Il faudrait, écrit Jenni, élever une statue à Paul Teitgen, secrétaire général de la police à la préfecture d’Alger. Ce civil a obtenu du général des parachutistes une fiche d’assignation à résidence pour chaque homme arrêté, ce qui lui a permis de compter les relâchés, les internés, les évadés et les autres, les « disparus » : « Il fit le seul geste humain dans cette tempête de feu, d’éclats tranchants, de poignards, de coups, de noyades en chambre, d’électricité appliquée au corps : il recensa les morts un par un et garda leur nom. » C’est Victorien Salagnon qui a appris au narrateur que les morts comptés et nommés ne sont pas perdus.

 

Voilà les protagonistes de L’art français de la guerre : un jeune glandeur en chambre meublée qui distribue des journaux publicitaires puis sirote du vin blanc au bistrot et Salagnon, l’ancien d’Indochine, seul à y lire le journal à table. Ils se reconnaissent un dimanche au bord de la Saône, au Marché des Artistes. L’ancien aux yeux transparents vend ses peintures, des lavis monochromes à l’encre de Chine – « avec du noir il faisait de la lumière ». Subjugué, le jeune homme lui demande de lui apprendre à peindre.

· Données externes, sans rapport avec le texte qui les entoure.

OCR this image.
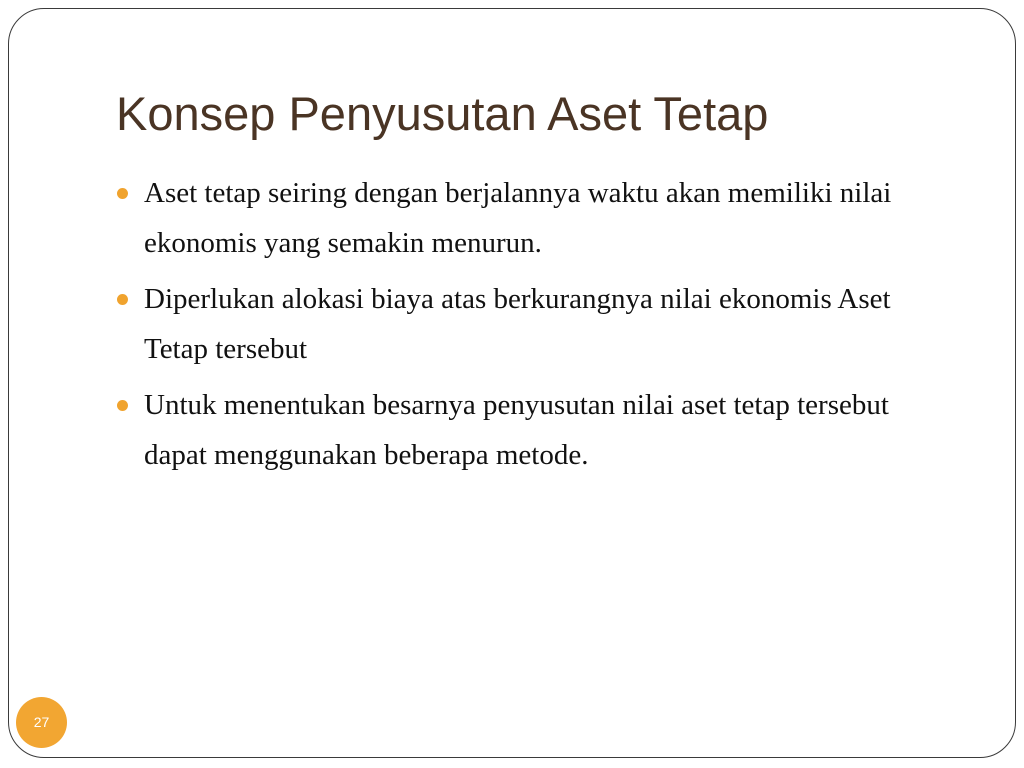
Konsep Penyusutan Aset Tetap
Aset tetap seiring dengan berjalannya waktu akan memiliki nilai ekonomis yang semakin menurun.
Diperlukan alokasi biaya atas berkurangnya nilai ekonomis Aset Tetap tersebut
Untuk menentukan besarnya penyusutan nilai aset tetap tersebut dapat menggunakan beberapa metode.
27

Ces deux-là n’ont pas fini de se parler.

 

Le narrateur se raconte et raconte Salagnon. Salagnon se raconte et raconte la guerre. Quelle guerre ? La guerre de vingt ans en Algérie (1942-1962), d’où il a ramené sa femme, Eurydice Kaloyannis, et les autres où il a combattu. Eurydice, du même âge que Victorien, est la vie même, une des rares mais belles présences féminines dans ce récit. « Sa vie intense tout entière en même temps était présente dans chacun de ses gestes, toute sa vie dans la tenue de son corps, toute sa vie dans les inflexions de sa voix, et cette vie la remplissait, se laissait admirer, était contagieuse. »

 

C’est durant l’hiver 43 que Victorien Salagnon, occupé à traduire De bello gallico au cours du professeur Fobourdon tout en griffonnant le plan de la bataille sur le côté, a pris le goût de la Chine, d’un mot sur un flacon d’encre – « Il aimait à ce point l’encre noire qu’elle lui semblait pouvoir fonder un pays entier. » Un vieux jésuite qui avait passé sa vie en Chine est venu leur en parler à l’école, leur a lu Lao-Tseu, parlé de Sun-Tsu « à propos de l’art de la guerre ». Fuyant la boutique « haïssable » de son père, Victorien préfère dessiner dans sa chambre : « Sa main voyait, comme un œil, et son œil pouvait toucher comme une main. »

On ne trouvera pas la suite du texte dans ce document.